I have already answered on the relationship between aspects related to ITD/ILD and transient steepness: it changes the flow of information that reaches our brain to process spatial information.
Your reasoning is correct if we analyze the signal in its entirety. But our ear doesn't know the future time course of the signal: it relies on what it has detected up to that moment to decode it. Now, while for the analysis of timbre (an unscientific term, I know) the harmonic analysis reveals a lot of what we can perceive, for the analysis of spatial information what counts are the instants in which the variations occur, which the classic analysis with Fourier does not highlight. In the more sophisticated models wavelets are used (it is no coincidence that the filters with which the cochlea's behavior is simulated have a pattern that closely resembles them), but here things get quite complicated.
Wavelets are irrelevant here, unless they are wavelets designed to mimic the ERB structure of the ear, including the eardrum and middle ear. Since wavelet transforms aren't lossy, that's not going to happen. (making a multiresolution system does not necessarily imply wavelets, please, there as many ways as there are needs, if not more)
Short term signal analysis does not require wavelets, and that can just as easily be done using a Fourier basis. One could also use a Cosine Transform Basis, a Sine transform basis, or many others, however the complex exponential is very handy in relating analysis to the behavior of the ear. The statement about 'a signal in its entirety' simply ignores the actualities of what's long-since done. One can window even the infinite Fourier transform, or use a window known to match the ear's overall window, of course, one can better just use a good impulse response model of a given cochlear filter. Or even a complex model, to capture the energy as a function of time, in a given bandwidth. For that, please see "gammatone" filters, as well as more complex stuff that's available in the periphery of the literature (that is more useful for analyzing masking thresholds, for instance).
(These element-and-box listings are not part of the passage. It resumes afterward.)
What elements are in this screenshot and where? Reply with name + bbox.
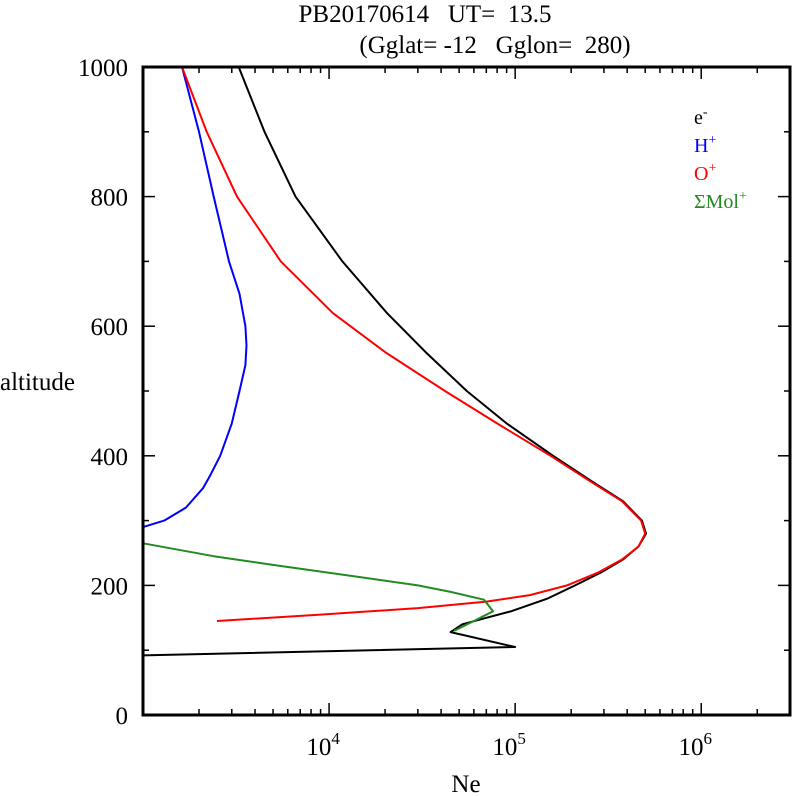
chart-title-line1: PB20170614 UT= 13.5 xyxy=(298,1,551,28)
y-tick-label: 200 xyxy=(91,573,129,600)
legend-item-0: e- xyxy=(694,105,708,129)
chart-title-line2: (Gglat= -12 Gglon= 280) xyxy=(359,32,630,59)
y-axis-label: altitude xyxy=(0,369,75,396)
y-tick-label: 0 xyxy=(116,703,129,730)
y-tick-label: 600 xyxy=(91,314,129,341)
legend: e- H+ O+ ΣMol+ xyxy=(694,105,747,213)
y-tick-label: 1000 xyxy=(78,55,128,82)
y-tick-label: 800 xyxy=(91,185,129,212)
legend-item-1: H+ xyxy=(694,133,716,157)
y-tick-labels: 0 200 400 600 800 1000 xyxy=(78,55,128,730)
x-tick-label: 105 xyxy=(492,729,526,761)
x-axis-label: Ne xyxy=(451,771,480,796)
curves-layer xyxy=(142,66,647,657)
y-tick-label: 400 xyxy=(91,444,129,471)
legend-item-2: O+ xyxy=(694,161,716,185)
series-line-2 xyxy=(181,66,647,622)
plot-frame xyxy=(141,65,792,717)
legend-item-3: ΣMol+ xyxy=(694,189,747,213)
series-line-1 xyxy=(142,66,248,529)
series-line-3 xyxy=(142,542,494,632)
x-tick-label: 104 xyxy=(306,729,340,761)
x-tick-label: 106 xyxy=(678,729,712,761)
x-tick-labels: 104 105 106 xyxy=(306,729,712,761)
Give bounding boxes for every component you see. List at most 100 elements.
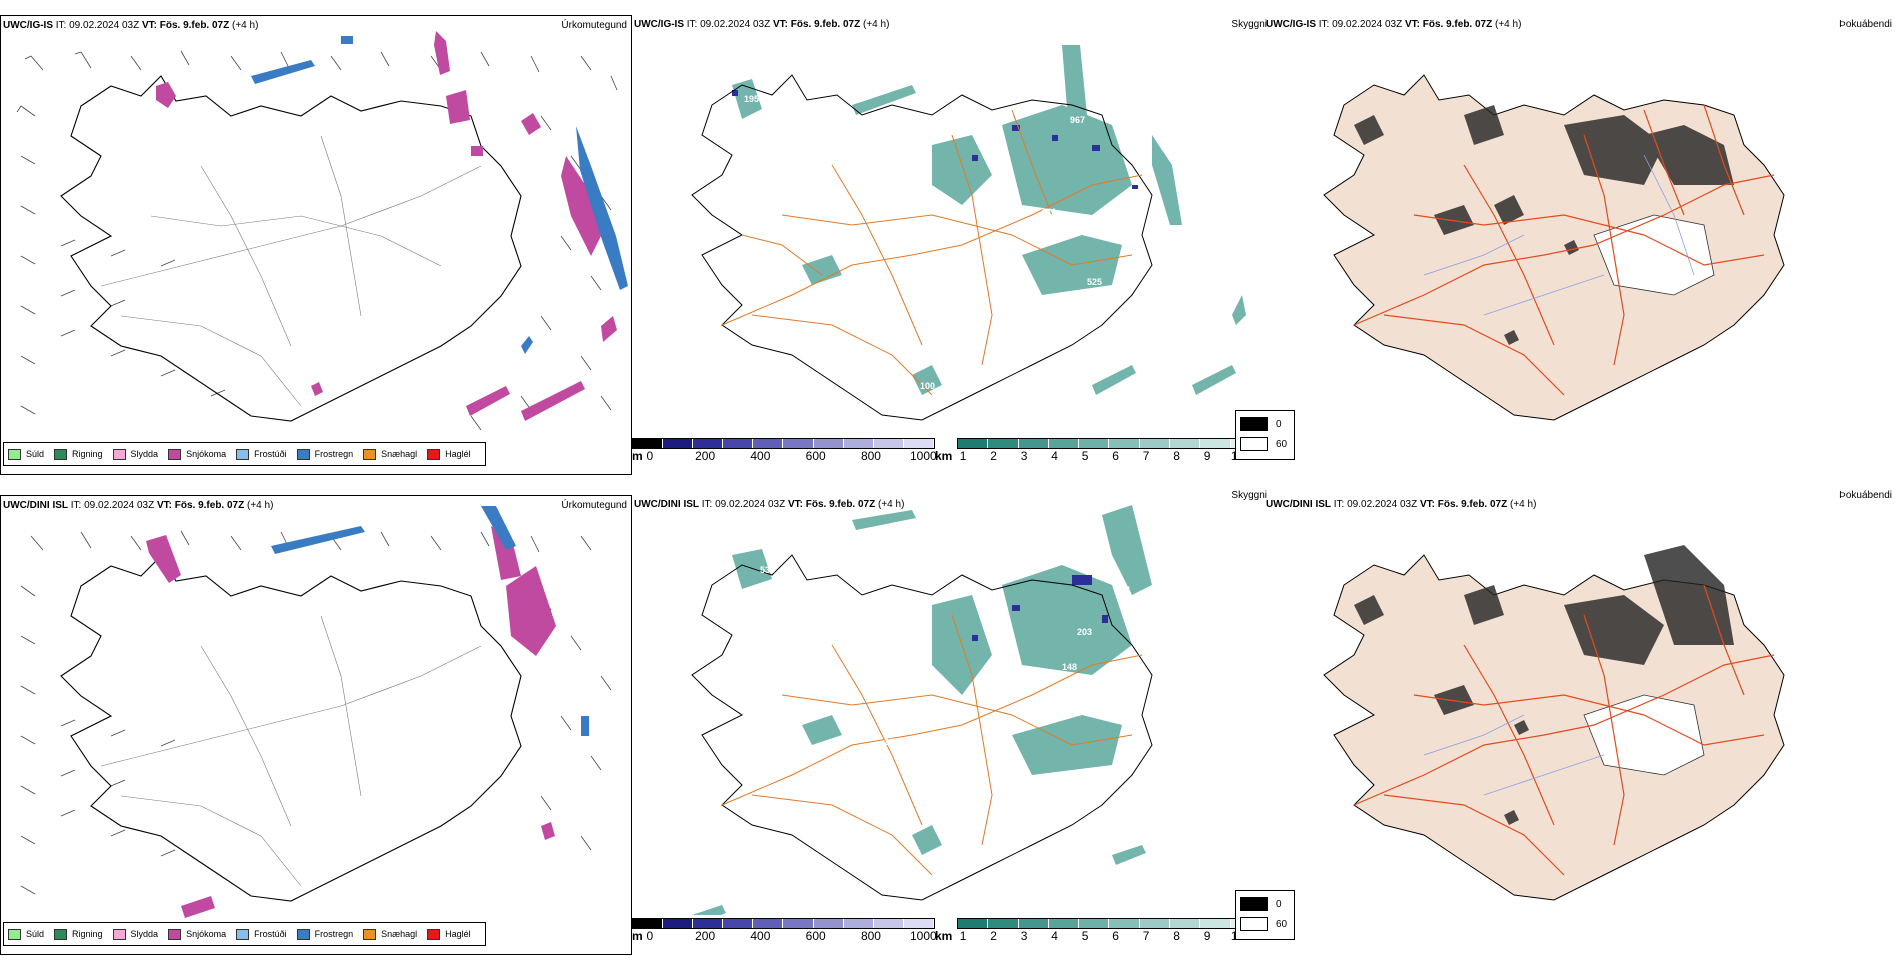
colorbar-tick: 5 — [1081, 449, 1089, 463]
iceland-coastline — [60, 75, 522, 422]
colorbar-tick: 0 — [646, 449, 654, 463]
colorbar-tick: 5 — [1081, 929, 1089, 943]
precip-type-legend: Súld Rigning Slydda Snjókoma Frostúði Fr… — [3, 442, 486, 466]
panel-title: Úrkomutegund — [561, 500, 627, 511]
cloud-label: 225 — [884, 737, 899, 747]
panel-title: Úrkomutegund — [561, 20, 627, 31]
iceland-land — [1323, 554, 1785, 901]
precip-map — [20, 506, 612, 918]
cloud-visibility-map: 195 967 255 211 525 100 — [691, 45, 1246, 421]
panel-header: UWC/IG-IS IT: 09.02.2024 03Z VT: Fös. 9.… — [3, 20, 259, 31]
visibility-colorbar: km 1 2 3 4 5 6 7 8 9 10 — [935, 438, 1262, 463]
fog-index-map — [1323, 545, 1785, 901]
cloud-panel-2: UWC/DINI ISL IT: 09.02.2024 03Z VT: Fös.… — [632, 490, 1267, 955]
panel-header: UWC/IG-IS IT: 09.02.2024 03Z VT: Fös. 9.… — [1266, 19, 1522, 30]
cloud-label: 100 — [920, 381, 935, 391]
colorbar-tick: 200 — [695, 929, 716, 943]
colorbar-tick: 6 — [1112, 449, 1119, 463]
colorbar-unit: km — [935, 929, 953, 943]
fog-index-legend: 0 60 — [1235, 410, 1295, 460]
colorbar-tick: 2 — [990, 929, 997, 943]
legend-item-hagel: Haglél — [427, 448, 471, 460]
iceland-coastline — [691, 74, 1153, 421]
colorbar-tick: 8 — [1173, 929, 1180, 943]
cloud-panel-1: UWC/IG-IS IT: 09.02.2024 03Z VT: Fös. 9.… — [632, 15, 1267, 475]
cloud-base-colorbar: m 0 200 400 600 800 1000 — [632, 438, 937, 463]
colorbar-tick: 7 — [1142, 929, 1150, 943]
legend-item-snaehagl: Snæhagl — [363, 448, 417, 460]
fog-legend-black: 0 — [1276, 418, 1282, 430]
iceland-coastline — [691, 554, 1153, 901]
legend-item-frostregn: Frostregn — [296, 448, 353, 460]
iceland-coastline — [60, 555, 522, 902]
colorbar-tick: 9 — [1203, 929, 1211, 943]
colorbar-tick: 8 — [1173, 449, 1180, 463]
cloud-label: 195 — [744, 94, 759, 104]
cloud-visibility-map: 533 111 229 225 203 148 — [691, 505, 1153, 915]
panel-header: UWC/DINI ISL IT: 09.02.2024 03Z VT: Fös.… — [3, 500, 274, 511]
panel-title: Þokuábendi — [1839, 490, 1892, 501]
colorbar-tick: 1000 — [910, 449, 937, 463]
colorbar-unit: m — [632, 929, 643, 943]
fog-index-legend: 0 60 — [1235, 890, 1295, 940]
panel-header: UWC/DINI ISL IT: 09.02.2024 03Z VT: Fös.… — [634, 499, 905, 510]
colorbar-tick: 1 — [959, 929, 967, 943]
cloud-label: 148 — [1062, 662, 1077, 672]
colorbar-tick: 0 — [646, 929, 654, 943]
colorbar-tick: 4 — [1051, 449, 1058, 463]
colorbar-tick: 3 — [1020, 929, 1028, 943]
fog-panel-1: UWC/IG-IS IT: 09.02.2024 03Z VT: Fös. 9.… — [1235, 15, 1896, 475]
panel-title: Skyggni — [1231, 490, 1267, 501]
cloud-label: 967 — [1070, 115, 1085, 125]
cloud-label: 211 — [1042, 207, 1057, 217]
precip-freezing-areas — [251, 36, 628, 354]
colorbar-tick: 2 — [990, 449, 997, 463]
colorbar-unit: km — [935, 449, 953, 463]
fog-panel-2: UWC/DINI ISL IT: 09.02.2024 03Z VT: Fös.… — [1235, 490, 1896, 955]
colorbar-unit: m — [632, 449, 643, 463]
colorbar-tick: 7 — [1142, 449, 1150, 463]
cloud-label: 255 — [992, 187, 1007, 197]
legend-item-frostregn: Frostregn — [296, 928, 353, 940]
colorbar-tick: 1 — [959, 449, 967, 463]
colorbar-tick: 400 — [750, 929, 771, 943]
colorbar-tick: 1000 — [910, 929, 937, 943]
visibility-areas — [732, 45, 1246, 395]
colorbar-tick: 400 — [750, 449, 771, 463]
precip-snow-areas — [156, 31, 617, 421]
legend-item-rigning: Rigning — [54, 448, 103, 460]
legend-item-slydda: Slydda — [112, 448, 158, 460]
precip-type-legend: Súld Rigning Slydda Snjókoma Frostúði Fr… — [3, 922, 486, 946]
colorbar-tick: 600 — [805, 449, 826, 463]
cloud-label: 203 — [1077, 627, 1092, 637]
visibility-colorbar: km 1 2 3 4 5 6 7 8 9 10 — [935, 918, 1262, 943]
legend-item-slydda: Slydda — [112, 928, 158, 940]
precip-panel-1: UWC/IG-IS IT: 09.02.2024 03Z VT: Fös. 9.… — [0, 15, 632, 475]
legend-item-hagel: Haglél — [427, 928, 471, 940]
legend-item-frostudi: Frostúði — [236, 448, 287, 460]
colorbar-tick: 9 — [1203, 449, 1211, 463]
fog-index-map — [1323, 74, 1785, 421]
wind-barbs — [16, 50, 618, 431]
colorbar-tick: 800 — [860, 929, 881, 943]
cloud-label: 525 — [1087, 277, 1102, 287]
colorbar-tick: 200 — [695, 449, 716, 463]
legend-item-sudl: Súld — [8, 928, 44, 940]
colorbar-tick: 6 — [1112, 929, 1119, 943]
legend-item-snjokoma: Snjókoma — [168, 448, 226, 460]
panel-title: Þokuábendi — [1839, 19, 1892, 30]
fog-legend-black: 0 — [1276, 898, 1282, 910]
fog-legend-white: 60 — [1276, 918, 1288, 930]
cloud-base-colorbar: m 0 200 400 600 800 1000 — [632, 918, 937, 943]
legend-item-rigning: Rigning — [54, 928, 103, 940]
cloud-label: 229 — [994, 657, 1009, 667]
precip-panel-2: UWC/DINI ISL IT: 09.02.2024 03Z VT: Fös.… — [0, 495, 632, 955]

The widest bandwidth ERB is under 5kHz, I'd argue for 2.4kHz. That bandwidth (note, this is not 'maximum frequency' or any such nonsense, but bandwidth) determines the width of the impulse response, REGARDLESS of minimum phase, constant delay, whatever kind of impulse response you care to mention. Fourier analysis exists not only in an 'infinite time' range but also as the time-limited fourier transform, and as the DFT, all of which are informative. What's more, by using the fourier transform, one can even develop the signal envelope as a function of time (in a given frequency range or not, take your choice, and with a particular filter shape or not, take your choice, the duality theorem still works fine) by simply making the analytic signal (hilbert signal) and calculating the signal envelope from that. David Hilbert was a very smart man.
No, wavelets are not very similar to cochlea filters, either. It would be convenient if that were the case, but it's not, and they don't. A proper wavelet requires a particular set of conditions, and a wavelet transform is not a lossy transform. The EAR is extravagantly lossy in very unusual ways.
As to "changes the flow of information", no, you haven't shown that, or even proposed a proper method. Furthermore, the nonlinearity involved is that of firing the inner hair cell. Yes, a bad filter can cause what's effectively a pre-echo and affect the partial loudness stream, no doubt, as has been demonstrated many times to matter down to sub-one-MILLIsecond range. The first firing of an inner hair cell has almost exactly (surprise!) the time detection accuracy one would expect from elementary mathematics, too (gets you down into the 5 microsecond range using reasonable noise considerations for the inner hair cell). Using a very generous bandwidth for the widest cochlear filter and the highest reasonable SNR one gets to about 1 microsecond. None of this is either unknown or particularly telling.
The ***ONLY*** issue that remains that might be a plausible mechanism is interaction of a steep filter with the cochlear filter, causing pre-firing of the inner hair cell. This is why I would prefer higher than 44.1 sampling rate BUT THERE IS NO EVIDENCE THIS IS ACTUALLY A PROBLEM, it remains, as it has been for 30 years now, a hypothetical mechanism. Remember that it's not the highest frequency a low pass filter allows that controls its impulse response length, but rather the steepness of its transition band and the required rejection in the stop band.
PCM easily reaches the ITD limits of the ear. ILD is not an issue in this discussion, and distortions, likewise. The only question is signal detection.